The Supreme Court Friday granted review of Oklahoma v. Castro-Huerta, a case that will help determine the scope of a ruling from two years ago regarding major crimes committed in Indian country.
In 2020 the justices decided McGirt v. Oklahoma, which held that a large portion of eastern Oklahoma, in fact remains an Native American reservation and that only the federal government has the power to try certain crimes committed by any Indian.
The case currently in question involves Victor Manuel Castro-Huerta, who was convicted of neglecting his five-year-old step-daughter. He is not Native American, but his stepdaughter is, and the Oklahoma Court of Criminal Appeals vacated his conviction because the crime occurred in Indian territory. The appeals court concluded that the decision in McGirt applies not just to major crimes committed by Native Americans but also to such crimes committed by anyone while on the reservation.

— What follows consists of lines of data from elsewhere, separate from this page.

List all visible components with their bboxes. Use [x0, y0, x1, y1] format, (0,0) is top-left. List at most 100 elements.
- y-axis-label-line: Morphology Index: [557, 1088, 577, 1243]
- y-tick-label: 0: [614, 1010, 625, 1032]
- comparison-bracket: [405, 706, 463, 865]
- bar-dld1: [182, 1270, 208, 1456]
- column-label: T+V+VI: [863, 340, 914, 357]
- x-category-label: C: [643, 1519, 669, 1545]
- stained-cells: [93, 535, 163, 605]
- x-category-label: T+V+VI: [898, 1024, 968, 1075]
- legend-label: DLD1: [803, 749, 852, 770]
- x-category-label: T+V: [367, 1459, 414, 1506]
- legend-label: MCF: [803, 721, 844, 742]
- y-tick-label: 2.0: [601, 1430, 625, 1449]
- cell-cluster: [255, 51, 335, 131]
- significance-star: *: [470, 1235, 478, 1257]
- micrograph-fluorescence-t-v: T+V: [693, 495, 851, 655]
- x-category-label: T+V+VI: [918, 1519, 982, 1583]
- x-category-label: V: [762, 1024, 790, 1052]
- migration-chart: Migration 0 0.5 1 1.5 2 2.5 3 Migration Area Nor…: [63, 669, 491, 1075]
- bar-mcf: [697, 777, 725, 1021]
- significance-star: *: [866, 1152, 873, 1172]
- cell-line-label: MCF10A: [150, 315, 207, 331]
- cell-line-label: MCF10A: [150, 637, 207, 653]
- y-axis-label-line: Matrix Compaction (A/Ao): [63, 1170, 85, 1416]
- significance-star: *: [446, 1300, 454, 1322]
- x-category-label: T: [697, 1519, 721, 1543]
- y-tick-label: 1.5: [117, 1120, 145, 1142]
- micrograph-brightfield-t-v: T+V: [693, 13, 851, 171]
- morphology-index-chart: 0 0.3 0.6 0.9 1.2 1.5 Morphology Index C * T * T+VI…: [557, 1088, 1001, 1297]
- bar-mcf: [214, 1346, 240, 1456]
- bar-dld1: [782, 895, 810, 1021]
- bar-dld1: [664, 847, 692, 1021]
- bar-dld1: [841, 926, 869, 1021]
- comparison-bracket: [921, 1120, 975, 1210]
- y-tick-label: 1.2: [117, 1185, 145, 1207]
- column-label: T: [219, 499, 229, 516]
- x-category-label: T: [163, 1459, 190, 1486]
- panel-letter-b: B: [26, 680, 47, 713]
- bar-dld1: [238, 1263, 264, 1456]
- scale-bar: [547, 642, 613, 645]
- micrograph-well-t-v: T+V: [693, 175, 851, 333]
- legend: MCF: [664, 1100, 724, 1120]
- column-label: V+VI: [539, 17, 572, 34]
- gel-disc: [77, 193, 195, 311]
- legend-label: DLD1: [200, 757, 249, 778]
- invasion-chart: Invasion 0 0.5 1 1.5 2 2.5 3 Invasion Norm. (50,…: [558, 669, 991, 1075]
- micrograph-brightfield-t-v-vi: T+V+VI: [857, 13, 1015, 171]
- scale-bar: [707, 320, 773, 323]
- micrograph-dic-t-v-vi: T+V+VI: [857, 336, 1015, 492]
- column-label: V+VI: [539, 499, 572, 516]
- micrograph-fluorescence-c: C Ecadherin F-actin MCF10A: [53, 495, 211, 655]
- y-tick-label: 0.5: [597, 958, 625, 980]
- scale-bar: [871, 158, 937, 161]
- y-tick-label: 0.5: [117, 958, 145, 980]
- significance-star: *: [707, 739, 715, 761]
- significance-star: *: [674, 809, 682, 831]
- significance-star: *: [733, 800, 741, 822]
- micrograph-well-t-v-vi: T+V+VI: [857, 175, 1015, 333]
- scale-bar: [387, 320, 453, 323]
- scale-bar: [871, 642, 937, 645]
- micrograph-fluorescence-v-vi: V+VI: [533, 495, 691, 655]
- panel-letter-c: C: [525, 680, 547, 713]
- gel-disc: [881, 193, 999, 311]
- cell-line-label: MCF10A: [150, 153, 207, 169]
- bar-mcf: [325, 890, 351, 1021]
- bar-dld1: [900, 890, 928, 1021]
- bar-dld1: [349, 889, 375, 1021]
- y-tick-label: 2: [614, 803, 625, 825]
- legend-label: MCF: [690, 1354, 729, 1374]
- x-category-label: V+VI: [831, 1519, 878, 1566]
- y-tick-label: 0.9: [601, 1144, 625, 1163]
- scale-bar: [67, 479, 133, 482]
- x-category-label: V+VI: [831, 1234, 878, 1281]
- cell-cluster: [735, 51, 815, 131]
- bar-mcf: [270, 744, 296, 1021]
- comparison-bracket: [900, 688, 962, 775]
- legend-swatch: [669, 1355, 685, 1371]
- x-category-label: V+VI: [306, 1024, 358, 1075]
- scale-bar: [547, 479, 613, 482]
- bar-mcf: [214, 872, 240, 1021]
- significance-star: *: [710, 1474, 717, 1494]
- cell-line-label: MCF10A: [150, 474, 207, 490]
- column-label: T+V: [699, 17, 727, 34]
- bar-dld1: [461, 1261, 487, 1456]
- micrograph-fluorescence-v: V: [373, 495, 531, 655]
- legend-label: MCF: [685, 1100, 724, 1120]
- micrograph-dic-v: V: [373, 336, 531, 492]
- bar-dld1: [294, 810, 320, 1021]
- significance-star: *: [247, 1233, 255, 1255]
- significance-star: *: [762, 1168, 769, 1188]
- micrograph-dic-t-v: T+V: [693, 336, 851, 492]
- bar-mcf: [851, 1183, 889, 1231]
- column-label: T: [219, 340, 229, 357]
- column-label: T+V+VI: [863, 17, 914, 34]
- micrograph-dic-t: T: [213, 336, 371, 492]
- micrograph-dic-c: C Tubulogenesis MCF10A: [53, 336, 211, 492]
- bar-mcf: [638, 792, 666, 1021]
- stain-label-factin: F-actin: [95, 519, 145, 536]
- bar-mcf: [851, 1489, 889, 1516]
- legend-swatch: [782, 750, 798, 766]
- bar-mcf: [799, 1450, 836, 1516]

The state of Oklahoma filed a petition with the Supreme Court, alleging that “No recent decision of this Court has had a more immediate and destabilizing effect on life in an American State than McGirt v. Oklahoma.” Because of McGirt, federal and tribal prosecutors and courts are overwhelmed with cases, leading to crimes going uninvestigated and unprosecuted.
The state argues that the court of criminal appeals was wrong in its interpretation of McGirt and asked the justices to review “Whether a State has authority to prosecute non-Indians who commit crimes against Indians in Indian country.” Oklahoma also goes a step further and asks the Court whether McGirt should be overruled, noting that, “While the Court believed that compromise or congressional action could limit the disruption from its decision, it is now clear that neither is forthcoming.” Because of that, the petition concludes, “Only the Court can remedy the problems it has created.”
Castro-Huerta had urged the Court to deny review of the case, noting that the Court has long acknowledged that only the federal government, not the state, has jurisdiction over offenses committed on reservations by non-Indians against Native Americans. While acknowledging the “real effects” of McGirt, he alleges that Oklahoma vastly overstates them. And he asserted that, as with all statutory decisions that the Court hands down, “the ball is now where the Constitution places it: With Congress.” It is up to the legislative branch to overturn McGirt, not the Court, he concluded.
The justices decided to hear the case, however, they have limited it to the first question presented about whether the state can prosecute non-Indians accused of crimes against Native Americans while on a reservation and will not revisit McGirt itself. The case is set for argument in the April 2022 session, with a decision expected by summer.